Daniela Zyman is a curator, writer, educator, and yogic amateur. She developed the proposal for Inter/species Yoga a few years ago, when invited by the artist group SUPERFLEX to participate in their research expedition in the Pacific. She considers this approach to Yoga as a possibility to redirect the self-centeredness of the Modern practice to forms of planetary stewardship. Fully cognizant that many practitioners are committed to yoga to find some peace and inner quietness in a world of chaos and stress, Daniela worries about the reaffirmation of individualism and self-care and hopes to re-articulate more latent or obscure aspects of the tradition. She is artistic director of Thyssen-Bornemisza Art Contemporary (TBA21), a private foundation established by Francesca Thyssen-Bornemisza.
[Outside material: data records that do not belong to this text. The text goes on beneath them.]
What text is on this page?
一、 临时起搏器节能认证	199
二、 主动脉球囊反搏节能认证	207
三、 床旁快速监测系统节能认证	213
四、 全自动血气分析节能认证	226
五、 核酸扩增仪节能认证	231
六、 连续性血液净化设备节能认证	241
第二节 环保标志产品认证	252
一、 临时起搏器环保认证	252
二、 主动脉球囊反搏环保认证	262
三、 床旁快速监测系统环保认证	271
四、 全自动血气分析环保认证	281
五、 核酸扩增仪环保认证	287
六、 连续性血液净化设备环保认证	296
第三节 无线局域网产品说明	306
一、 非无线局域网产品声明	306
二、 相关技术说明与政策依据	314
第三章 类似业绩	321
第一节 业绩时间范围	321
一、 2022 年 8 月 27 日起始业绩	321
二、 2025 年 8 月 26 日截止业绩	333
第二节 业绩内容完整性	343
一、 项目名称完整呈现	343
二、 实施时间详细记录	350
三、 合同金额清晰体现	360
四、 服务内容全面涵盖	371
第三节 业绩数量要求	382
She joined TBA21 in 2003 and has played an instrumental role in shaping its exhibitions and commissions program. Between 1995 and 2001 Daniela was chief curator of the MAK – Austrian Museum of Applied Arts / Contemporary Art in Vienna, which included the founding and programming of the MAK Center for Art and Architecture in Los Angeles. From 2000 to 2003 she worked as the artistic director of the Künstlerhaus, Vienna and as director of A9 Forum Transeuropa. She holds a PhD in artistic research, is lecturing at the University of Art and Industrial Design in Linz, and frequently authors essays for art publications. Currently she is curating “Territorial Agency: Oceans in Transformation” at Ocean Space in Venice and Walid Raad’s “Cotton under my Feet” at Museo Thyssen-Bornemisza In Madrid.